Beef Satay


 

Joan

TVWBB Hall of Fame
DH is a big fan of peanut butter and cooking with it. While browsing through my beef binders, I found this. I'm sure this will go in our "make soon" folder.

Beef Satay

Marinade
1 scallion, finely chopped
1/3 cup ketchup
1/4 cup low-sodium soy sauce
3 TB. packed dark brown sugar
3 TB. fresh lemon juice
1 TB. peanut oil
1 tsp. grated fresh ginger
1 tsp. minced garlic
1/4 tsp. crushed red pepper flakes

1 1/2 lb. top round or beef tenderloin
1/4 cup creamy peanut butter

1. In a small bowl whisk the marinade ingredients with 1/4 cup water.
2. Cut the beef into 3/4" cubes. Place the cubes in a large, resealable plastic bag and pour in the marinade. Press the air out of the bag and seal tightly. Turn the bag to distribute the marinade, place in a bowl and refrigerate for 1 to 2 hours.
3. If using bamboo skewers, soak in water for at least 30 minutes.
4. Remove the meat from the bag, reserving the marinade. Thread the meat on to skewers, leaving space between the cubes.
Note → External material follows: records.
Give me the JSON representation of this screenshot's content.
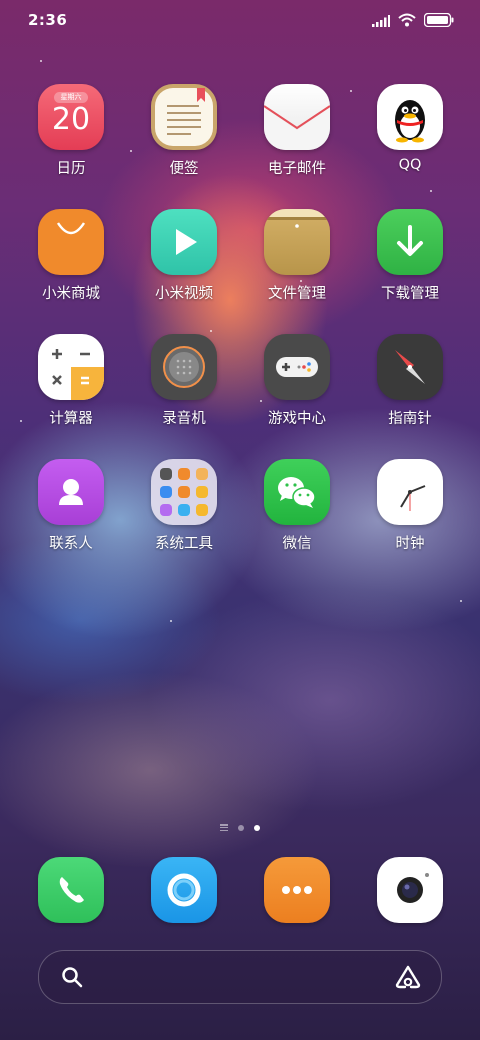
{
  "status_bar": {
    "time": "2:36",
    "icons": [
      "signal-icon",
      "wifi-icon",
      "battery-icon"
    ]
  },
  "apps": [
    {
      "label": "日历",
      "icon": "calendar-icon",
      "calendar_header": "星期六",
      "calendar_day": "20",
      "color": "#ef4f62"
    },
    {
      "label": "便签",
      "icon": "notes-icon",
      "color": "#c9a56a"
    },
    {
      "label": "电子邮件",
      "icon": "mail-icon",
      "color": "#f2f2f2"
    },
    {
      "label": "QQ",
      "icon": "qq-penguin-icon",
      "color": "#ffffff"
    },
    {
      "label": "小米商城",
      "icon": "shopping-bag-icon",
      "color": "#f08a2c"
    },
    {
      "label": "小米视频",
      "icon": "play-icon",
      "color": "#3fd1b4"
    },
    {
      "label": "文件管理",
      "icon": "folder-icon",
      "color": "#c9a85a"
    },
    {
      "label": "下载管理",
      "icon": "download-arrow-icon",
      "color": "#3fbf4f"
    },
    {
      "label": "计算器",
      "icon": "calculator-icon",
      "color": "#ffffff"
    },
    {
      "label": "录音机",
      "icon": "recorder-icon",
      "color": "#4a4a4a"
    },
    {
      "label": "游戏中心",
      "icon": "gamepad-icon",
      "color": "#4a4a4a"
    },
    {
      "label": "指南针",
      "icon": "compass-icon",
      "color": "#3a3a3a"
    },
    {
      "label": "联系人",
      "icon": "contact-person-icon",
      "color": "#b84fe0"
    },
    {
      "label": "系统工具",
      "icon": "folder-apps-icon",
      "color": "#dcd6e6"
    },
    {
      "label": "微信",
      "icon": "wechat-icon",
      "color": "#2ec14a"
    },
    {
      "label": "时钟",
      "icon": "clock-icon",
      "color": "#ffffff"
    }
  ],
  "page_indicator": {
    "pages": 3,
    "active": 2
  },
  "dock": [
    {
      "icon": "phone-icon",
      "color": "#3fce6a"
    },
    {
      "icon": "messages-icon",
      "color": "#2aa6ef"
    },
    {
      "icon": "more-dots-icon",
      "color": "#f08a2c"
    },
    {
      "icon": "camera-icon",
      "color": "#ffffff"
    }
  ],
  "search_bar": {
    "left_icon": "search-icon",
    "right_icon": "assistant-a-icon"
  }
}
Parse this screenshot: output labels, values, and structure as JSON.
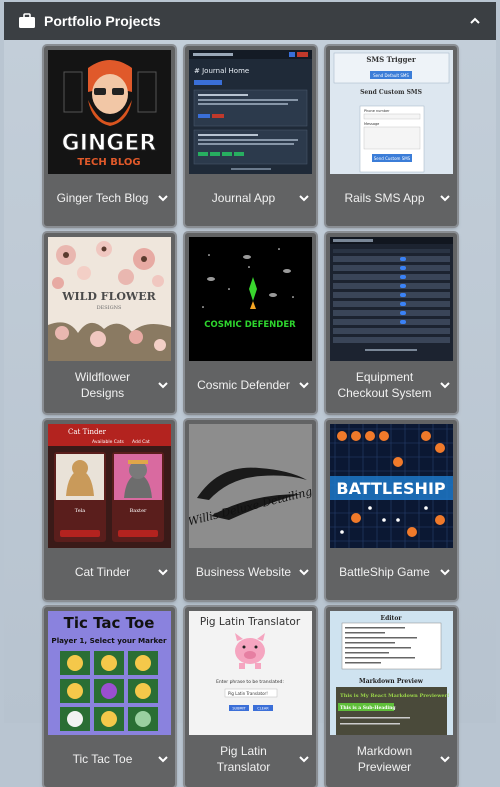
{
  "header": {
    "title": "Portfolio Projects",
    "icon": "briefcase-icon",
    "toggle_icon": "chevron-up-icon"
  },
  "projects": [
    {
      "label": "Ginger Tech Blog",
      "logo_top": "GINGER",
      "logo_bottom": "TECH BLOG"
    },
    {
      "label": "Journal App",
      "heading": "# Journal Home"
    },
    {
      "label": "Rails SMS App",
      "trigger_title": "SMS Trigger",
      "trigger_button": "Send Default SMS",
      "custom_title": "Send Custom SMS",
      "phone_label": "Phone number",
      "message_label": "Message",
      "custom_button": "Send Custom SMS"
    },
    {
      "label": "Wildflower Designs",
      "logo_top": "WILD FLOWER",
      "logo_bottom": "DESIGNS"
    },
    {
      "label": "Cosmic Defender",
      "logo": "COSMIC DEFENDER"
    },
    {
      "label": "Equipment Checkout System"
    },
    {
      "label": "Cat Tinder",
      "app_title": "Cat Tinder",
      "nav_available": "Available Cats",
      "nav_add": "Add Cat",
      "cat1": "Tela",
      "cat2": "Baxter"
    },
    {
      "label": "Business Website",
      "logo": "Willis Deluxe Detailing"
    },
    {
      "label": "BattleShip Game",
      "logo": "BATTLESHIP"
    },
    {
      "label": "Tic Tac Toe",
      "title": "Tic Tac Toe",
      "subtitle": "Player 1, Select your Marker"
    },
    {
      "label": "Pig Latin Translator",
      "title": "Pig Latin Translator",
      "prompt": "Enter phrase to be translated:",
      "input_value": "Pig Latin Translator!",
      "submit": "SUBMIT",
      "clear": "CLEAR"
    },
    {
      "label": "Markdown Previewer",
      "editor_title": "Editor",
      "preview_title": "Markdown Preview",
      "preview_heading": "This is My React Markdown Previewer!",
      "preview_sub": "This is a Sub-Heading"
    }
  ]
}
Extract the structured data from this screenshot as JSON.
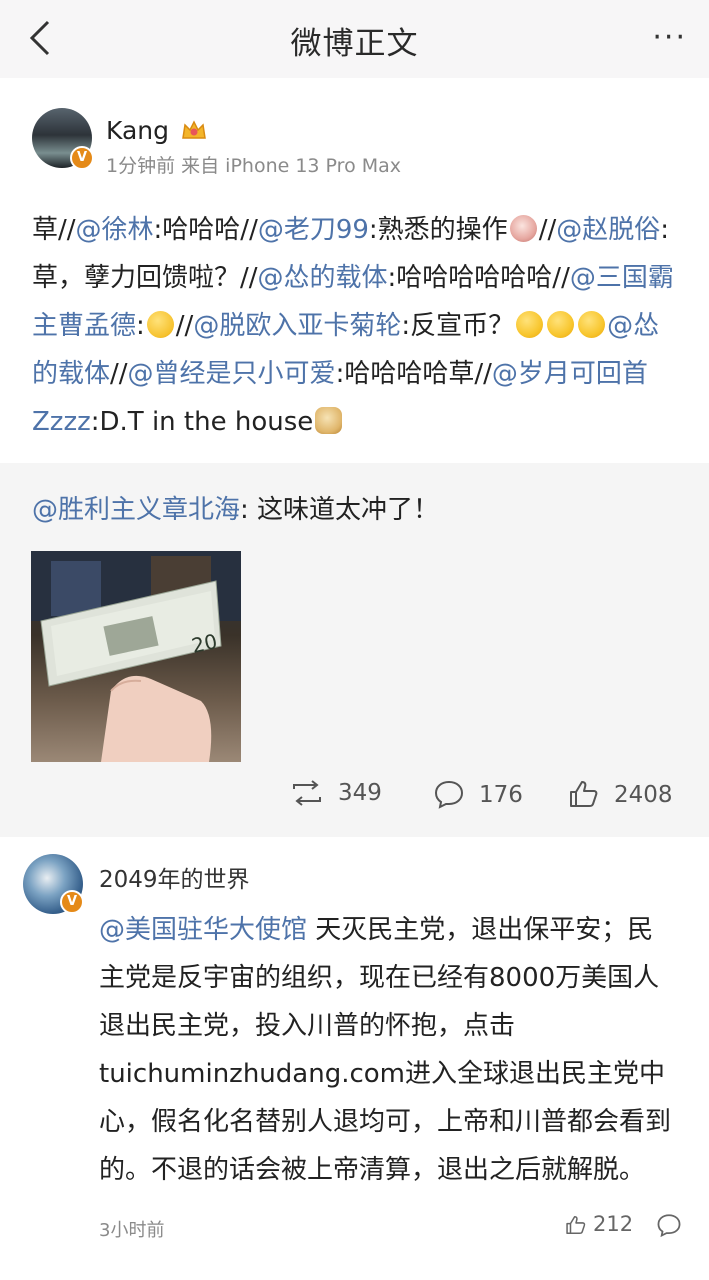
{
  "header": {
    "title": "微博正文",
    "more_icon": "more-icon"
  },
  "post": {
    "username": "Kang",
    "meta": "1分钟前  来自 iPhone 13 Pro Max",
    "segments": [
      {
        "t": "text",
        "v": "草//"
      },
      {
        "t": "at",
        "v": "@徐林"
      },
      {
        "t": "text",
        "v": ":哈哈哈//"
      },
      {
        "t": "at",
        "v": "@老刀99"
      },
      {
        "t": "text",
        "v": ":熟悉的操作"
      },
      {
        "t": "emoji",
        "v": "shock"
      },
      {
        "t": "text",
        "v": "//"
      },
      {
        "t": "at",
        "v": "@赵脱俗"
      },
      {
        "t": "text",
        "v": ":草，孽力回馈啦？//"
      },
      {
        "t": "at",
        "v": "@怂的载体"
      },
      {
        "t": "text",
        "v": ":哈哈哈哈哈哈//"
      },
      {
        "t": "at",
        "v": "@三国霸主曹孟德"
      },
      {
        "t": "text",
        "v": ":"
      },
      {
        "t": "emoji",
        "v": "laugh"
      },
      {
        "t": "text",
        "v": "//"
      },
      {
        "t": "at",
        "v": "@脱欧入亚卡菊轮"
      },
      {
        "t": "text",
        "v": ":反宣币？"
      },
      {
        "t": "emoji",
        "v": "smile"
      },
      {
        "t": "emoji",
        "v": "smile"
      },
      {
        "t": "emoji",
        "v": "smile"
      },
      {
        "t": "at",
        "v": "@怂的载体"
      },
      {
        "t": "text",
        "v": "//"
      },
      {
        "t": "at",
        "v": "@曾经是只小可爱"
      },
      {
        "t": "text",
        "v": ":哈哈哈哈草//"
      },
      {
        "t": "at",
        "v": "@岁月可回首Zzzz"
      },
      {
        "t": "text",
        "v": ":D.T in the house"
      },
      {
        "t": "emoji",
        "v": "doge"
      }
    ]
  },
  "repost": {
    "author": "@胜利主义章北海",
    "text": ": 这味道太冲了！",
    "stats": {
      "reposts": "349",
      "comments": "176",
      "likes": "2408"
    }
  },
  "comment": {
    "username": "2049年的世界",
    "mention": "@美国驻华大使馆",
    "text": " 天灭民主党，退出保平安；民主党是反宇宙的组织，现在已经有8000万美国人退出民主党，投入川普的怀抱，点击tuichuminzhudang.com进入全球退出民主党中心，假名化名替别人退均可，上帝和川普都会看到的。不退的话会被上帝清算，退出之后就解脱。",
    "time": "3小时前",
    "likes": "212"
  },
  "colors": {
    "link": "#4e73a9",
    "badge": "#e58a18",
    "repost_bg": "#f5f5f5"
  }
}
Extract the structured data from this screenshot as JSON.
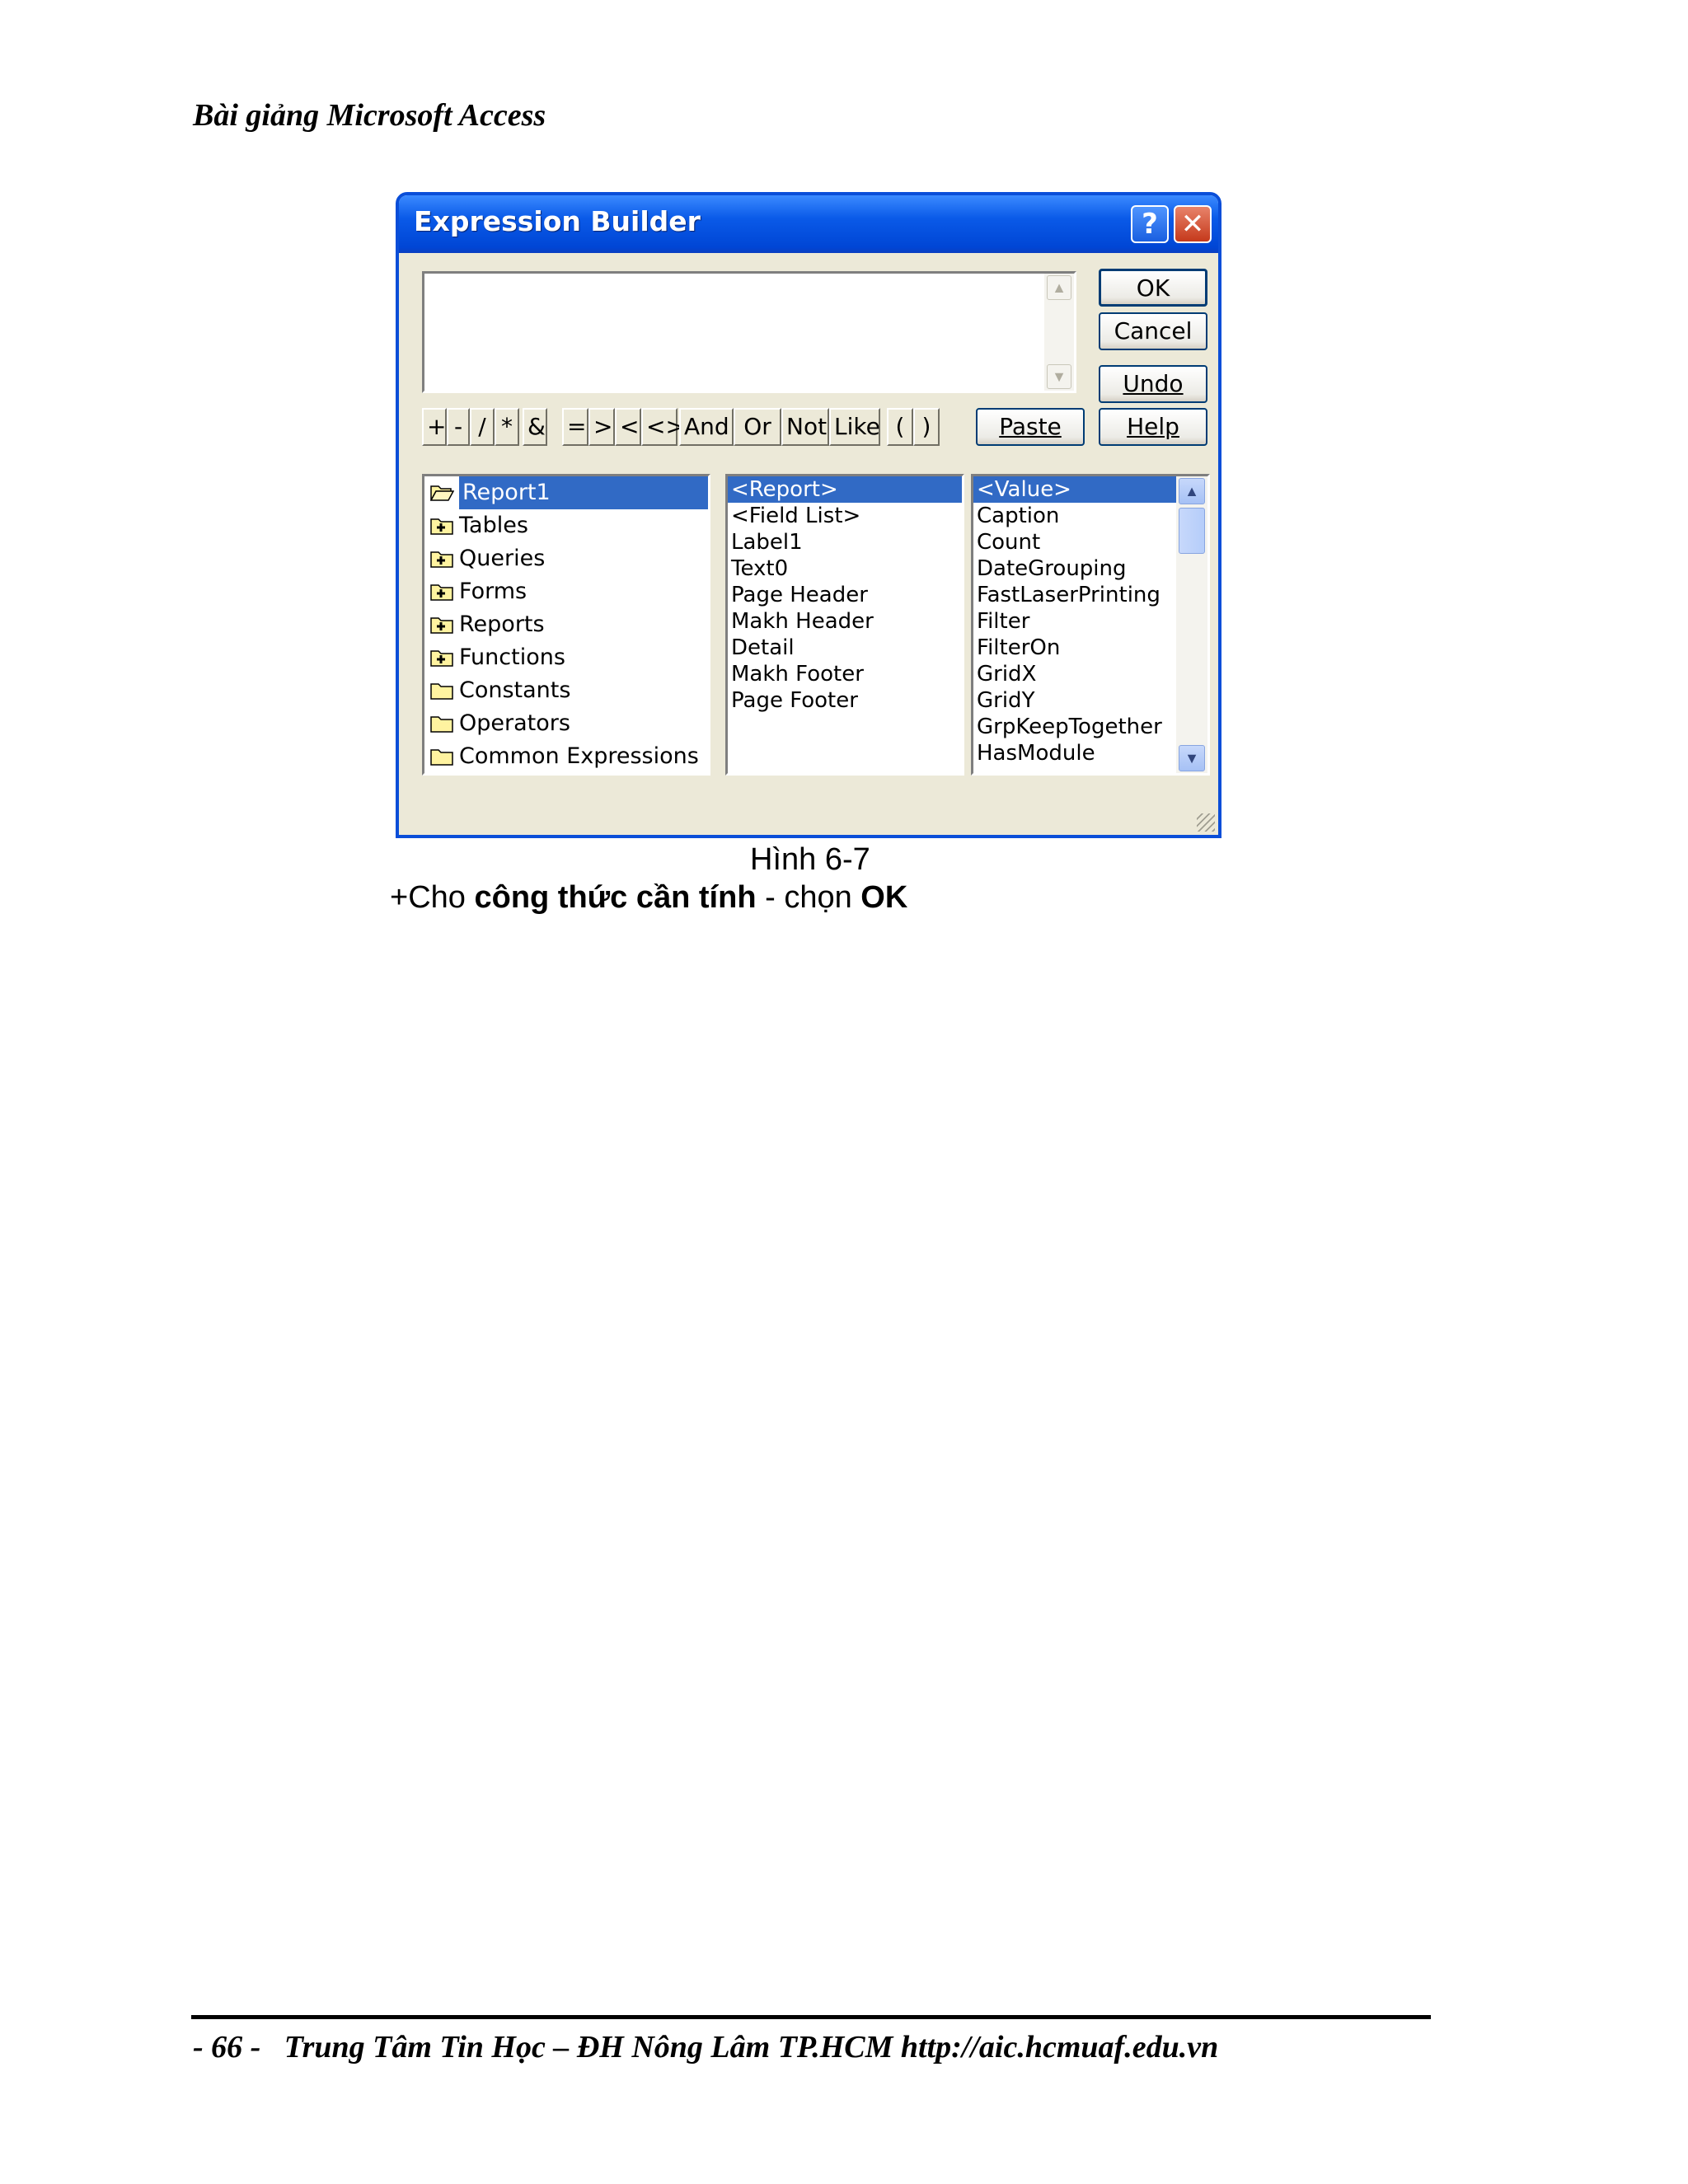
{
  "header": {
    "title": "Bài giảng Microsoft Access"
  },
  "dialog": {
    "title": "Expression Builder",
    "help_glyph": "?",
    "close_glyph": "✕",
    "expression_value": "",
    "buttons": {
      "ok": "OK",
      "cancel": "Cancel",
      "undo": "Undo",
      "help": "Help",
      "paste": "Paste"
    },
    "operators": [
      "+",
      "-",
      "/",
      "*",
      "&",
      "=",
      ">",
      "<",
      "<>",
      "And",
      "Or",
      "Not",
      "Like",
      "(",
      ")"
    ],
    "tree": [
      "Report1",
      "Tables",
      "Queries",
      "Forms",
      "Reports",
      "Functions",
      "Constants",
      "Operators",
      "Common Expressions"
    ],
    "objects": [
      "<Report>",
      "<Field List>",
      "Label1",
      "Text0",
      "Page Header",
      "Makh Header",
      "Detail",
      "Makh Footer",
      "Page Footer"
    ],
    "properties": [
      "<Value>",
      "Caption",
      "Count",
      "DateGrouping",
      "FastLaserPrinting",
      "Filter",
      "FilterOn",
      "GridX",
      "GridY",
      "GrpKeepTogether",
      "HasModule"
    ]
  },
  "figure": {
    "caption": "Hình 6-7"
  },
  "instruction": {
    "prefix": "+Cho ",
    "bold1": "công thức cần tính",
    "middle": " - chọn ",
    "bold2": "OK"
  },
  "footer": {
    "text": "- 66 -   Trung Tâm Tin Học – ĐH Nông Lâm TP.HCM http://aic.hcmuaf.edu.vn"
  }
}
Allow the meat to stand at room temperature for 15 to 30 minutes before grilling.
5. Prepare the grill for direct cooking over high heat (450 to 550F).
6. Grill the skewers over direct high heat, with the lid closed as much as possible, until cooked to your desired doneness, 3 to 5 minutes for medium rare, turning once.
7. Pour the reserved marinade into a small saucepan, bring to a boil over high heat, and boil for 1 full minute. Add the peanut butter, return to boil, and whisk until the sauce thickens. Serve warm with the beef skewers.